Presidential Candidate James K. Polk Fights Off Whig Attacks Against Himself and His Family
In a very uncommon letter showing his strategy in the 1844 campaign, he tells the editor of the newspaper that spoke for him, "The Union should keep up the attack & not be thrown too much on the defense.".
“I think you are right in your wires that the Union should keep up the attack & not be thrown too much on the defense. Still it is necessary occasionally to notice charges made by the Federal papers, in a brief manner”
On May 29, 1844, Polk became the first dark horse...
“I think you are right in your wires that the Union should keep up the attack & not be thrown too much on the defense. Still it is necessary occasionally to notice charges made by the Federal papers, in a brief manner”
On May 29, 1844, Polk became the first dark horse presidential nominee of a major party. He received the nod of the Democrats when, at their national convention, the major candidates (Martin van Buren, Lewis Cass and James Buchanan) were in a stalemate and a compromise acceptable to all was sought.
Polk ran on a nationalist platform of territorial expansion – what would soon be called Manifest Destiny – including the annexation of Texas and the demand for the acquisition of the entire Oregon Territory. He also maintained the Democrats traditional, Jacksonian antipathy toward federal power over the states, being against most domestic measures national in scope. Polk’s opponent was Whig candidate Henry Clay, who had taken a stand against expansion, and stressed “honor and prosperity” – economic growth and internal improvements. The Whigs also campaigned on Polk’s relative obscurity, and because Polk had voted against extension of pensions for Revolutionary war soldiers, they attacked him as ungrateful and anti-veteran. Polk felt the need to explain and justify his position. The Whigs also sought to gain votes by claiming that Polk’s grandfather Ezekiel (of North Carolina) had been a Tory during the Revolution, a charge that really got under Polk’s skin. His supporters published a pamphlet designed to vindicate Ezekiel, with testimony from North Carolinians with first-person knowledge, and the candidate saw to it that it was widely distributed and printed in newspapers.

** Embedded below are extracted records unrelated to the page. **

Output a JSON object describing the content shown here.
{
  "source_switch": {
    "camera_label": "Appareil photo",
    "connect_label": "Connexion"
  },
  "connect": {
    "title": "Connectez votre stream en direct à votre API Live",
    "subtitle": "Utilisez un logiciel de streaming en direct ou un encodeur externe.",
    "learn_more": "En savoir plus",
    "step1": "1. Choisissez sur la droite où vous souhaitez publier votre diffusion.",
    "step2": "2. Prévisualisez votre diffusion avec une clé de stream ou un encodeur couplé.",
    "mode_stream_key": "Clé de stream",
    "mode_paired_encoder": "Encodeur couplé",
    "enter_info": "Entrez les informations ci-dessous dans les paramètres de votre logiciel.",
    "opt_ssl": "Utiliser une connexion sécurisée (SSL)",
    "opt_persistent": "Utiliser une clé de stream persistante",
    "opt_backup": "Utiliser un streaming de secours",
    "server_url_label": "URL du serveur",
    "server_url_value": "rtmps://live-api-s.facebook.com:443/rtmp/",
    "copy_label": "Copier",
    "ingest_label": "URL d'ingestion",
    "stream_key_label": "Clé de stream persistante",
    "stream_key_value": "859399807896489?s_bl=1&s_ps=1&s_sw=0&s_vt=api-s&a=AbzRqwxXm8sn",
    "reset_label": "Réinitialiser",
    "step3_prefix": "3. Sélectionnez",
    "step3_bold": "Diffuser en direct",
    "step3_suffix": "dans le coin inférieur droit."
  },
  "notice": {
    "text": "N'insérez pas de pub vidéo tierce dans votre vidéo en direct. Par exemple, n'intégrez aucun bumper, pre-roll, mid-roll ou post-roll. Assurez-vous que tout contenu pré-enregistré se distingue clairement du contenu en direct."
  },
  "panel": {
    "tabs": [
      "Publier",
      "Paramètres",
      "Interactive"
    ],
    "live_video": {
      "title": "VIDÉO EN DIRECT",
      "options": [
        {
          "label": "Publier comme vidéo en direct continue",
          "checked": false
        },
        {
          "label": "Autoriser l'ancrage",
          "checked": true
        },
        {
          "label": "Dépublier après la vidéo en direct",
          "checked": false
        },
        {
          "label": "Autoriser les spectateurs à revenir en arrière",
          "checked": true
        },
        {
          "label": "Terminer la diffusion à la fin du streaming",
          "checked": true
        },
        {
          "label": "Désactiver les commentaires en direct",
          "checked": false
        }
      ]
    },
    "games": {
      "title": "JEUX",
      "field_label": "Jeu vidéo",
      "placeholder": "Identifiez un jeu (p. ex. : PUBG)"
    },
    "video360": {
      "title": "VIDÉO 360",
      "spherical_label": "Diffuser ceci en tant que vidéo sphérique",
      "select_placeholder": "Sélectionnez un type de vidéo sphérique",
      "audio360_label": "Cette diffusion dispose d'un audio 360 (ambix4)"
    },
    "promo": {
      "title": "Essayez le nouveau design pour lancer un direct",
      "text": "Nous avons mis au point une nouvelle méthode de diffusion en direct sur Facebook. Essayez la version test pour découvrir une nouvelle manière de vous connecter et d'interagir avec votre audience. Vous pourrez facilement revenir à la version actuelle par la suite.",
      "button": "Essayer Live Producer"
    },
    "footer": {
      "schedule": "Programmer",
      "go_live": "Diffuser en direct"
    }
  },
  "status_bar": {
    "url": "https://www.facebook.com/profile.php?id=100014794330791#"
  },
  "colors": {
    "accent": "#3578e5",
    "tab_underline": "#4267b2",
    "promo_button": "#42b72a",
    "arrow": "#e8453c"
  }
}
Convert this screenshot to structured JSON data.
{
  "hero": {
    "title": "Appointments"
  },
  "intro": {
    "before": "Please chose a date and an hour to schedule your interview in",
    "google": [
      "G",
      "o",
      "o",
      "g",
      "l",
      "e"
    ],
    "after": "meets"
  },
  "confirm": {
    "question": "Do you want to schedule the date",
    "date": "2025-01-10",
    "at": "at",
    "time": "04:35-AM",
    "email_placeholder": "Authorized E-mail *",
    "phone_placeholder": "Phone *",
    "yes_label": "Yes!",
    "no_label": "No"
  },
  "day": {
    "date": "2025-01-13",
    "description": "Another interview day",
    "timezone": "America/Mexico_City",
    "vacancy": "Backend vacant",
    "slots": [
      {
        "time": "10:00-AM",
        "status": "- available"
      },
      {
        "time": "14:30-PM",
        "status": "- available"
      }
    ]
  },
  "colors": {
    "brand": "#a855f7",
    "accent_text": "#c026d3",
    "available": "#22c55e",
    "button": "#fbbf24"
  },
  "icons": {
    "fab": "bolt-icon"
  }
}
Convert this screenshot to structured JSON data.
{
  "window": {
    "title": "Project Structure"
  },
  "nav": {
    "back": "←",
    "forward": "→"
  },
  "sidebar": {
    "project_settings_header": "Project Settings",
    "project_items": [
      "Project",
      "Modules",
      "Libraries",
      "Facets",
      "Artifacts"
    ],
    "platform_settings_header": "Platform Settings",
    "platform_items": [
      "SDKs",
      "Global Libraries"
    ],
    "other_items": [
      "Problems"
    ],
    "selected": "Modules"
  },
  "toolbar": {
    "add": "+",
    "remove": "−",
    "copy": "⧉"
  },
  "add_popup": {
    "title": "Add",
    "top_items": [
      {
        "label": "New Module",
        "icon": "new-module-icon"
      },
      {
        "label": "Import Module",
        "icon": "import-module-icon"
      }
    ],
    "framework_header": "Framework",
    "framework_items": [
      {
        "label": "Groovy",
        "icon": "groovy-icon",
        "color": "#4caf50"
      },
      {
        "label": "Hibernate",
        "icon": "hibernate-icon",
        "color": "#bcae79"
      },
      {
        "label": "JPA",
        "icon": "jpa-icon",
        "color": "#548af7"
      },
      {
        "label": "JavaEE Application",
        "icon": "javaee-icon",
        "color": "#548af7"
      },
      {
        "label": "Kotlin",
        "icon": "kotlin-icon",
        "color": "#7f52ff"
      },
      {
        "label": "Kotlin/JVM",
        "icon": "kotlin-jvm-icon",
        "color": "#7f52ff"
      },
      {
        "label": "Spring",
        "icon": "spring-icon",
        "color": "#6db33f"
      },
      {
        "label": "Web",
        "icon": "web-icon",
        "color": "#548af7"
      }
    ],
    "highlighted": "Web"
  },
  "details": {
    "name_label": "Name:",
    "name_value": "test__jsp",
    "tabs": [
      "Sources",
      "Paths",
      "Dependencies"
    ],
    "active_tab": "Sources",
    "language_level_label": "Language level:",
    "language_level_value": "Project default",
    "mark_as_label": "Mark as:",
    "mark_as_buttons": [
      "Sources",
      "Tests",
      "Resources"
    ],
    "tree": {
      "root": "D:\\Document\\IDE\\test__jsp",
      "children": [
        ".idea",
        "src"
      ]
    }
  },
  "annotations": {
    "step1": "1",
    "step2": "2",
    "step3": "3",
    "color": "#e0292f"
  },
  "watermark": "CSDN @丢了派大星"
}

Samuel Laughlin was editor of the Nashville Union, a newspaper that spoke for Polk during the 1844 campaign. Moreover, its policy was to some degree directed by Polk, who wrote to Laughlin a number of times with instructions. Laughlin worked hard to advance Polk’s prospects, but Polk thought Laughlin was too timid for a national campaign (wanting more “fire & spirit & power”), and in this letter he demands a more aggressive policy, rather diplomatically maintaining that the idea for this was Laughlin’s rather than his. In this letter, the Haywood mentioned was William H. Haywood, U.S. Senator, and Saunders was Romulus Saunders, a U.S. Representative; both were Democrats from North Carolina and Polk supporters.
Autograph letter signed, two pages, Columbia, Tenn., August 5, 1844, to Laughlin, dealing directly with campaign issue. “Mr. James Walker (my brother-in-law) will forward to you by today’s mail an article for your paper. It will be sufficient until the North Carolina vindication appears, which may be expected in a few days unless Saunders & Haywood have neglected it. A statement on the subject appeared in a late Sommerville paper signed by Dan Alexander, which was badly taken; and I mention it to you for the purpose of saying that in its present form it ought not to be republished. Pay no attention to it, unless the Whig papers taken it up, and attempt to…make something out of it. I think you are right in your wires that the Union should keep up the attack & not be thrown too much on the defense. Still it is necessary occasionally to notice charges made by the Federal papers, in a brief manner…such articles have appeared in the Democrat lately, and I suggest to you that you look over each Democrat carefully to see if it contains anything which ought to be copied into the Union. The Democrat has but a county circulation…The last Democrat (Aug. 3rd) contains an article relating to my course on the Revolutionary Pension Bills, which ought to be republished in the Union.” The address leaf in Polk’s hand, and with the Columbia, Tenn. postmark, is still present.
Letters of Polk from during his presidential campaign, showing him running the campaign, no less fending off attacks, are extremely uncommon. An examination of public sale records shows none having been offered in the last decade, and this is our first.